E.F. Nasza znajomość wygląda jak romans z TIndera. Poznałyśmy się na Instagramie. Połączyła nas Patrycja Strzałkowska, która również pisze. Zakumplowałyśmy się od razu po pierwszym kliknięciu.
K.N.H.: Pierwszy raz widziałyśmy się na sesji zdjęciowej do Pink Booków.
E.F.: Codziennie piszemy ze sobą. Okazało się, że mieszkamy niedaleko.
K.N.H.: Chcemy pokazać, że babki mogą się trzymać razem.
– Bestseller w Polsce to jaka liczba sprzedanych książęk?
K.N.H.: Oficjalnie się mówi, że dziesięć tysięcy egzemplarzy.
– Która twoja książka Kasiu sprzedała się najlepiej?
K.N.H.: Dużo więcej niż dziesięć tysięcy. Są to klimaty romansowo-mafijne. Po sukcesie „365 dni” sprzedaż literatury kobiecej poszła w górę.
– Myślałyście o tym, żeby być ghostwriterkami?
E.F.: Zgłaszali się do mnie różni ludzie, żebym napisała im książkę. Ale ja nie chcę pisać za kogoś. Chcę pracować na własne nazwisko.

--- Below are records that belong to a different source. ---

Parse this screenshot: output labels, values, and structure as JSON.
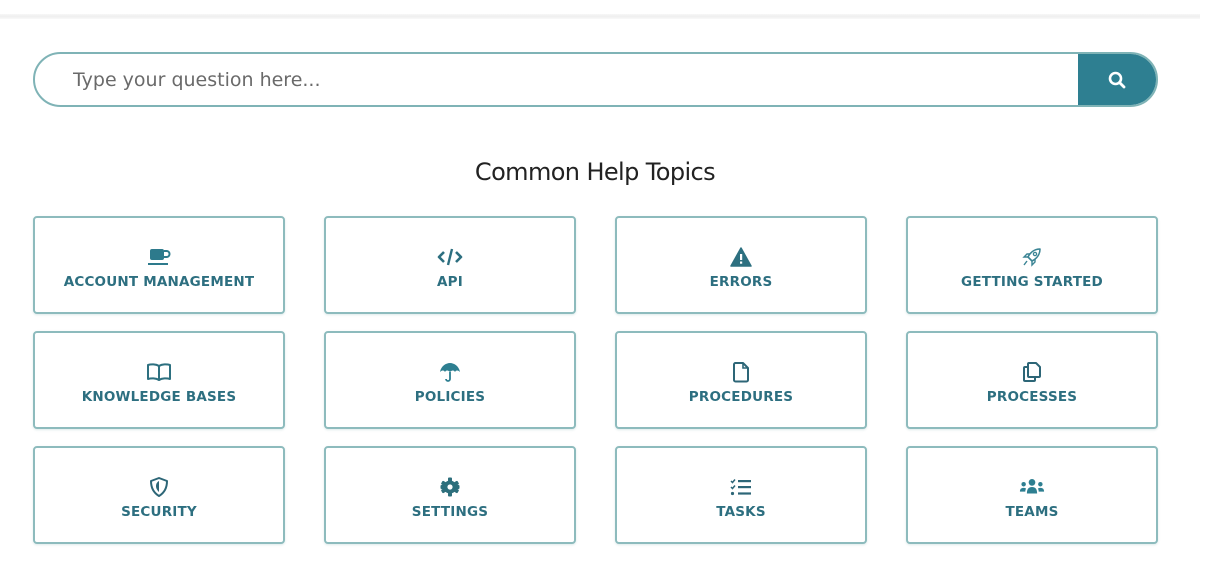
{
  "search": {
    "placeholder": "Type your question here...",
    "value": "",
    "button_icon": "search-icon"
  },
  "section_title": "Common Help Topics",
  "colors": {
    "accent": "#2e7f91",
    "card_border": "#8dbbbd",
    "label": "#2d6f80"
  },
  "topics": [
    {
      "label": "ACCOUNT MANAGEMENT",
      "icon": "coffee-cup-icon"
    },
    {
      "label": "API",
      "icon": "code-icon"
    },
    {
      "label": "ERRORS",
      "icon": "warning-triangle-icon"
    },
    {
      "label": "GETTING STARTED",
      "icon": "rocket-icon"
    },
    {
      "label": "KNOWLEDGE BASES",
      "icon": "open-book-icon"
    },
    {
      "label": "POLICIES",
      "icon": "umbrella-icon"
    },
    {
      "label": "PROCEDURES",
      "icon": "file-icon"
    },
    {
      "label": "PROCESSES",
      "icon": "copy-files-icon"
    },
    {
      "label": "SECURITY",
      "icon": "shield-icon"
    },
    {
      "label": "SETTINGS",
      "icon": "gear-icon"
    },
    {
      "label": "TASKS",
      "icon": "task-list-icon"
    },
    {
      "label": "TEAMS",
      "icon": "users-group-icon"
    }
  ]
}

K.N.H.: Do mnie piszą czytelniczki, żebym spisała ich historie, bo one nie umieją (śmiech).
– Ile procent pisarzy żyje z literatury?
K.N.H.: Ja z pisania żyję od dwóch lat. Kupiłam mieszkanie, kupiłam samochód. Kiedyś nie marzyłam o tym, ale się w końcu spełniło. Dzięki temu jestem pewna siebie. Zbliżam się do miliona sprzedanych egzemplarzy moich książek na przestrzeni sześciu lat (śmiech).
E.F. A muszę ci powiedzieć, że Katarzyna Grochola ma mniejszy nakład książek niż my.
– Kasiu takie wyniki a tak mało się o tobie mówi. Dlaczego?
K.N.H.: Nie mam takiej potrzeby. Świat pisarski miesza się z światem celebryckim. Nie pasuję do celebryckiego świata. Chcę docierać do ludzi, ale na pewno nie będę celebrytką. Jestem autorką i tak pozostanie. A ty Edyto co o tym sądzisz?
E.F.: Ja już jestem zaszufladkowana jako celebrytka z racji pracy w Polo TV. Odkąd przestałam pracować w Super Expressie, to nie czytam portali plotkarskich. Czasami moi znajomi wyślą mi jakiś news, którego jestem bohaterką.
– Masz jakieś dramaty Edyto?
E.F.: Tak. Brak snu. Nie śpię, bo mój synek nie lubi spać (śmiech). A ja w ciągu dnia pracuję w Polsacie i w Polo TV, a wieczorem piszę książki. Ostatnio wyprodukowałam planner. A w planach mam produkcję kolejnych gadżetów. Mam co robić (śmiech).
– Kasiu nie chciałabyś być dziennikarką?
K.N.H. Podziękuję. Moja polonistka wybiła mi z głowy pójście na dziennikarstwo. Skupiam się na pisaniu. To jest moja największa pasja i praca jednocześnie.
– Widzowie Polo TV i czytelniczki twoich książek Edyto to jest ta sama grupa odbiorców?
E.F.: I tak i nie.
– Koronawirus sprzyja czytelnictwu?
K.N.H.: Zdecydowanie tak.
– Kasiu ile w tym roku wydajesz książek?
K.N.H.: 18 książek.
E.F.: Kasia pobudza mnie do działania. Może kiedyś ją prześcignę (śmiech).
K.N.H.: Trzymam za to kciuki (śmiech).